Castle: Open up the mrtg graph for p1a (the top-level switch for most of the machines at castle): mgmt -> monitoring -> p1a -> bytes/sec
i2b: Open up the mrtg graph for p20 (the top-level switch for most of the machines at i2b): mgmt -> monitoring -> p20
From there, you can begin to narrow down from which switch spike is coming from, and then you would load the mrtg graph for that switch and further narrow down by port/device. Word of caution- even though the mrtg graphs show labels to indicate which device is connected to which port, you should take followup steps to confirm which machine is actually in that port (except for 3750, p1a, p1b, p20 where the labeling should be accurate, also in general the switches at i2b are mostly correctly labeled). See Finding which IPs are on a port
The most appropriate action would be to surgically limit the IP/VPS/server from transmitting at the high rate (rather than cut of the entire port/server). Your action will depend on what is connected to the port:
Virt/jail:
- you can look at the host machine and try to determine who/what is causing the spike. look for processes consuming lots of CPU (run jt and vwe)
- you could ask the NOC to tell you the top talkers, maybe you can narrow down what the IPs are they should look for based on IPs in use on device
- on virts you can run vznetstat and do differentials to see which counter is rising fastest, you may also see network usage or latency figures in vzstat
- on freebsd you can broadly assign a per-IP bandwidth cap:
ipfw pipe 2 config bw 14Mbit/s mask src-ip 0xffffffff ipfw add 1 pipe 2 ip from me to any via bge1
(alter/check speed and nic- bge0/em1, etc)
- if you find the IP/CT on a virt you can bwcap:
bwcap <VEID> <kbps>
ex: bwcap 1324 256
- you can also cap in the firewall or on the host jail (in the case of a VPS on a jail). See Setting up bandwidth caps
Customer/colo:
- your best option is just to cap in the firewall. Don't forget to setup the cap in the right firewall (firewall @ castle vs. firewall2 @ i2b) See Setting up bandwidth caps
Universal options:
- you can cap the port speed within the switch. See Controlling port speed
- you can turn off the port entirely (last resort). See Shutting down a port
Note about big customers
You should always take care to exclude rsync.net traffic 69.43.165.x when doing (asking NOC to take) captures, as well as our largest customer col01372, who's main IPs are 69.55.234.230 and 69.55.234.246
Any time you see traffic spikes from those addresses, it's likely just a lot of traffic and not something running awry, nothing to be capped (unless all network traffic is getting cut off). To that end, col01372 has his own switch that's not coming into p1a, it connects directly to the network router (3750) so you'll have to look at the 3750 mrtg graph to see if there is a spike on his port- it's labeled for col01372.
Caps
If it's happening on or running through a FreeBSD server (i.e. a VPS on a jail or traffic running through our firewalls) see Setting up bandwidth caps
If it's happening on a virt, see bwcap
Reporting
You will receive a notice on the 1st of the month that details who went over their allocation: System-generated_Notifications#Bandwidth Overage Report
Any action on that overage is a manual billing task.

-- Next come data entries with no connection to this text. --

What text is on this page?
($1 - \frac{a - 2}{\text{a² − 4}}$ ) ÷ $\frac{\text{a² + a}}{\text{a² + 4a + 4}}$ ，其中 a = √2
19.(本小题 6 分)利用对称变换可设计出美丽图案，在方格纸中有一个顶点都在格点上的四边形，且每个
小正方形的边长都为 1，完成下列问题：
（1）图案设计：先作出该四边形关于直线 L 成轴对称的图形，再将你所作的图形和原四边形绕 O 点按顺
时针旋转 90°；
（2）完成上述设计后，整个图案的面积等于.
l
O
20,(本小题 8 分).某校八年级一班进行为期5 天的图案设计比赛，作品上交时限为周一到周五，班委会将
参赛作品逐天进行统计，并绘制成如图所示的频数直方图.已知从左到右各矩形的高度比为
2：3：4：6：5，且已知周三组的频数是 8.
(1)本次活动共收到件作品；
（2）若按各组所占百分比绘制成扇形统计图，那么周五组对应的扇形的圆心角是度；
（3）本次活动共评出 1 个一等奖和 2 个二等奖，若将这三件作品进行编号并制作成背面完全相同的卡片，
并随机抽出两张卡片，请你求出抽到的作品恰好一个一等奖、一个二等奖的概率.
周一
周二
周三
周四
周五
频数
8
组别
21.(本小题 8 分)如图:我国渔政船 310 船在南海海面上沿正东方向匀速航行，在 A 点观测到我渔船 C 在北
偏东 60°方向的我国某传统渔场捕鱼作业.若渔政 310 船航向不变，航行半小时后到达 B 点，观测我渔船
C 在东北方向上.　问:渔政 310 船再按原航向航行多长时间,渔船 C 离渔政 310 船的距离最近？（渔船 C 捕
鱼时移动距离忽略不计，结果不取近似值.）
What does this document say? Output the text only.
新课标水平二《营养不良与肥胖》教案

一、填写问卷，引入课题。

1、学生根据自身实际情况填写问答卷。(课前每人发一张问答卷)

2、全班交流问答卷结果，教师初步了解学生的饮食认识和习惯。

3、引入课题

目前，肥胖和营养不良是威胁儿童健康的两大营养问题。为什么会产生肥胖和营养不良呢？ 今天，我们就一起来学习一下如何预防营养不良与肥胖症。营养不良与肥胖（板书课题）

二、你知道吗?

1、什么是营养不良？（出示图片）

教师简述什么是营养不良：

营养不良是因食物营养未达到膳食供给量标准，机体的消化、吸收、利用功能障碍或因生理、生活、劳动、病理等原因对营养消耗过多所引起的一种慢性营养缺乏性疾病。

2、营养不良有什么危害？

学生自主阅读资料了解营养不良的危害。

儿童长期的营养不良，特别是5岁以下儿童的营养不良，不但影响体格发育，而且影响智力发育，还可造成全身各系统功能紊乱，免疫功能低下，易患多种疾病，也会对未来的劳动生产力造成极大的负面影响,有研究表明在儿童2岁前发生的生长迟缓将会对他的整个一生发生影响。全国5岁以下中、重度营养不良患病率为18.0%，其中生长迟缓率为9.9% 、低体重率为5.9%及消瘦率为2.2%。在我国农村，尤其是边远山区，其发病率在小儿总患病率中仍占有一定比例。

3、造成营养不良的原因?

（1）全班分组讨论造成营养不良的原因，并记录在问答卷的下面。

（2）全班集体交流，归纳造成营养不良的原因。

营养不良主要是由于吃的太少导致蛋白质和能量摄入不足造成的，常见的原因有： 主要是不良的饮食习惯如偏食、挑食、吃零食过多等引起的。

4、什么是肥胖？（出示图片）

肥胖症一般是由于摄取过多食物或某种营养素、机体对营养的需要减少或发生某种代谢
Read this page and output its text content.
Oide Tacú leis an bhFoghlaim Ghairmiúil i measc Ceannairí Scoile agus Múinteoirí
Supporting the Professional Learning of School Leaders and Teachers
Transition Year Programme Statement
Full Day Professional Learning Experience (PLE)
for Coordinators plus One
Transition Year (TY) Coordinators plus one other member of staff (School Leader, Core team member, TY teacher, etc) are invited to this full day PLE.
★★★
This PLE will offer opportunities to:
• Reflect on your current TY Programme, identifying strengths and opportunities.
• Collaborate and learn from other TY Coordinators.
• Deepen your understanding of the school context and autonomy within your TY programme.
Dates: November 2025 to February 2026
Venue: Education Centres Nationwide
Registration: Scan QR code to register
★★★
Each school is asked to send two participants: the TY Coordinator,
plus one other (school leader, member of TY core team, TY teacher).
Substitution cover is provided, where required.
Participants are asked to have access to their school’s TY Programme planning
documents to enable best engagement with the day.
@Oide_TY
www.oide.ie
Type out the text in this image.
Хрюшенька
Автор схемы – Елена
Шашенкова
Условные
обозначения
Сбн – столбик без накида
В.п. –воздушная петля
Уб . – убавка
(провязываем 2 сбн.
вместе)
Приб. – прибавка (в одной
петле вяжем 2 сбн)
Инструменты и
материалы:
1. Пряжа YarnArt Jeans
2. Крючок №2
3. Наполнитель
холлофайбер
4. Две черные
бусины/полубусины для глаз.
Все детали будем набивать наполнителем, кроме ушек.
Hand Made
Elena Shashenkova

Up to date bandwidth usage can be seen by visiting the customer's mgmt page. The usage is a summary of all their IPs/servers. To get more information, you may run bandwidth reports by clicking on the "view" link in the Bandwidth table on their customer page in mgmt. You can also reach this page from mgmt -> reference -> bandwidth From there you can pull up details based on individual IPs, or by hostname, systemID and display daily usage info or more granular info (data in 15min increments). This page also shows the top IPs and customers - updated by cronjob hourly. You can send the graphs generated in this page to the account owner by clicking "send graph to customer"
Even more detailed info can be retrieved via the customer's account manager -> bandwidth page. They can search by protocol, port or get raw data. This is the recommended way to get bandwidth data.